VerticalIntensityWhy
AI tooling companiesVery highEval IS the product (Braintrust, Promptfoo, Arize)
Frontier labsVery highModel evaluation drives training and safety decisions
Financial servicesHighRegulatory requirement to validate AI decision quality
HealthcareHighClinical accuracy requirements, FDA guidance on AI validation
Enterprise SaaSHighQuality is the differentiator — eval separates production-grade from demo-grade
E-commerce/contentMedium-HighContent quality, recommendation relevancy, personalization accuracy

Consulting/freelance: Growing market. “Help us build an eval framework” is a common $25K-$75K engagement. Companies know they need evals but don’t know how to design good ones.

Trajectory

Rapidly appreciating. Eval is becoming the core competency of AI engineering.

The industry has shifted from “can we build it?” to “how do we know it’s good?” This makes eval the bottleneck skill:

  • “Vibes-based development” is dying. Companies that shipped LLM features by manually testing 10 examples are hitting production quality walls. Eval frameworks are replacing manual QA as the standard.
  • Eval-driven development is the new TDD. Teams that adopt eval-first workflows ship faster and with fewer regressions. This is becoming expected practice, not a nice-to-have.
  • Agentic systems make eval harder. As systems move from single-turn to multi-step agents, evaluation gets exponentially more complex. Demand for people who can evaluate trajectories, not just outputs, is growing fast.
  • Regulation demands validation. EU AI Act high-risk systems require documented accuracy testing. Financial model risk management (OCC SR 11-7) requires model validation. Eval is the mechanism.

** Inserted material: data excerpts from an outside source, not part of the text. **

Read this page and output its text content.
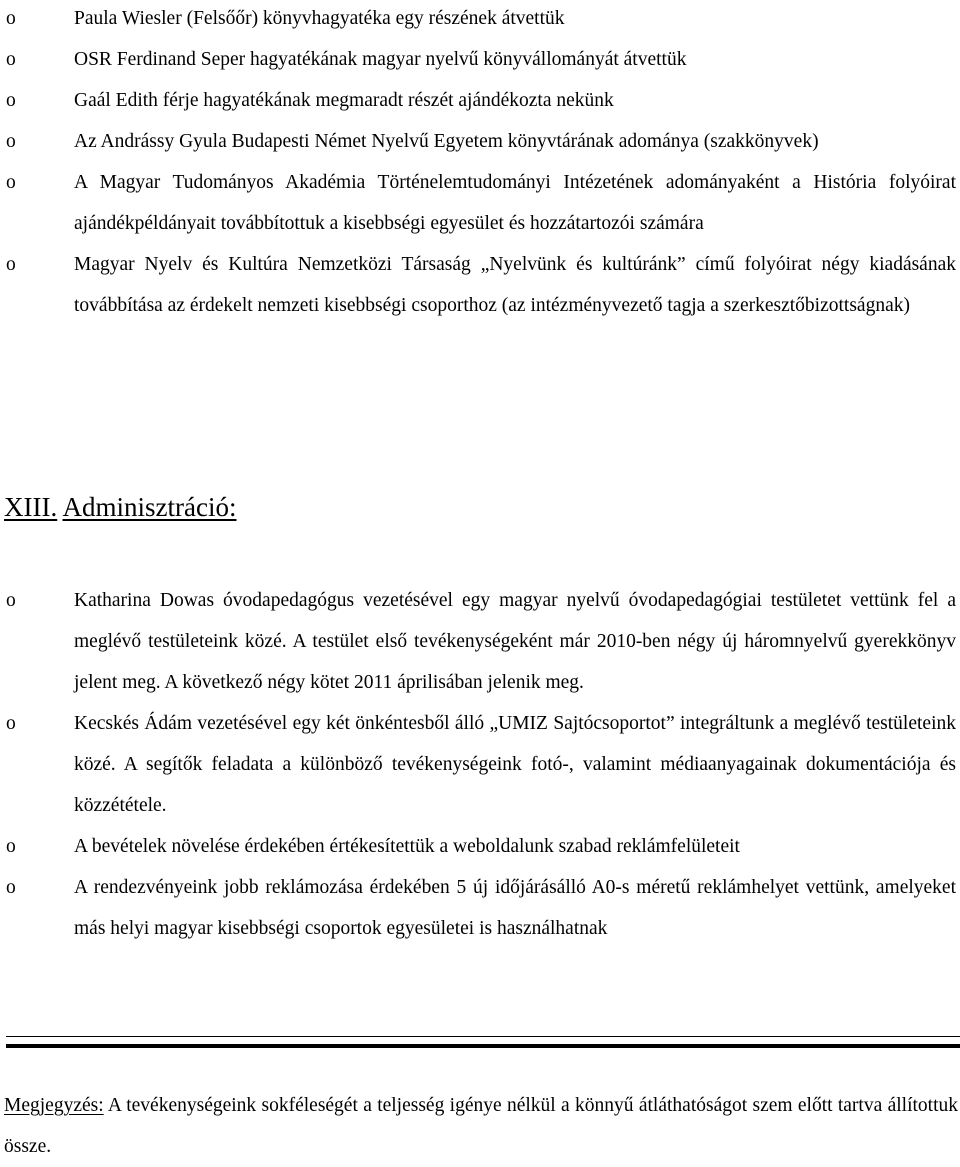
o	Paula Wiesler (Felsőőr) könyvhagyatéka egy részének átvettük
o	OSR Ferdinand Seper hagyatékának magyar nyelvű könyvállományát átvettük
o	Gaál Edith férje hagyatékának megmaradt részét ajándékozta nekünk
o	Az Andrássy Gyula Budapesti Német Nyelvű Egyetem könyvtárának adománya (szakkönyvek)
o	A Magyar Tudományos Akadémia Történelemtudományi Intézetének adományaként a História folyóirat ajándékpéldányait továbbítottuk a kisebbségi egyesület és hozzátartozói számára
o	Magyar Nyelv és Kultúra Nemzetközi Társaság „Nyelvünk és kultúránk” című folyóirat négy kiadásának továbbítása az érdekelt nemzeti kisebbségi csoporthoz (az intézményvezető tagja a szerkesztőbizottságnak)
XIII. Adminisztráció:
o	Katharina Dowas óvodapedagógus vezetésével egy magyar nyelvű óvodapedagógiai testületet vettünk fel a meglévő testületeink közé. A testület első tevékenységeként már 2010-ben négy új háromnyelvű gyerekkönyv jelent meg. A következő négy kötet 2011 áprilisában jelenik meg.
o	Kecskés Ádám vezetésével egy két önkéntesből álló „UMIZ Sajtócsoportot” integráltunk a meglévő testületeink közé. A segítők feladata a különböző tevékenységeink fotó-, valamint médiaanyagainak dokumentációja és közzététele.
o	A bevételek növelése érdekében értékesítettük a weboldalunk szabad reklámfelületeit
o	A rendezvényeink jobb reklámozása érdekében 5 új időjárásálló A0-s méretű reklámhelyet vettünk, amelyeket más helyi magyar kisebbségi csoportok egyesületei is használhatnak

Megjegyzés: A tevékenységeink sokféleségét a teljesség igénye nélkül a könnyű átláthatóságot szem előtt tartva állítottuk össze.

Commoditization risk: Basic eval (run a test set, get a score) is commoditizing — every platform adds it. Sophisticated eval (custom rubric design, statistical rigor, agentic evaluation, calibrated metrics) is appreciating. The tooling layer is converging; the judgment layer is diverging.

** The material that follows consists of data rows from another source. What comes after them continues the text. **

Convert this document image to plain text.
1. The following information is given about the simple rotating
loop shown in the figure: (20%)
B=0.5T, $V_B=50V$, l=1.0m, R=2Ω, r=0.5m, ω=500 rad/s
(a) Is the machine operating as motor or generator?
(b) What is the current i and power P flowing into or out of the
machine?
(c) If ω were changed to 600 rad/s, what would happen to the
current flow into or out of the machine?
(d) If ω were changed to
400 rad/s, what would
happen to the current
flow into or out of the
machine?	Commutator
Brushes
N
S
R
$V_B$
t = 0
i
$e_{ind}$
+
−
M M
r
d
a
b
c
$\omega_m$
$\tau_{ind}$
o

Shelf life: 10+ years. Eval is to AI what testing is to software engineering — it’s a permanent discipline. The tools will change but the skill won’t obsolete.

Supply: Low relative to demand. Most AI engineers can run evals; far fewer can design rigorous ones from scratch. The gap is widest in eval for agentic systems and in statistical methodology.

Strategic Positioning

Eval is the foundation under every other quality skill (LLM-as-judge, regression detection, red-teaming). Key positioning angles:

  1. Engineering + measurement — being able to both build the system AND design the eval, not just one or the other, is rare and highly valued.
  2. Business-value alignment — metrics must map to business outcomes, not just technical accuracy. Practitioners who understand what “good” means to the business (not just the model) design better evals.
  3. Cross-domain breadth — eval for compliance, content generation, and operations each requires different rubrics. Demonstrating adaptability across domains builds credibility.
  4. Entry angle: Eval consulting (“help us build an eval framework for your LLM features”) is a natural door-opener that leads to deeper engagements.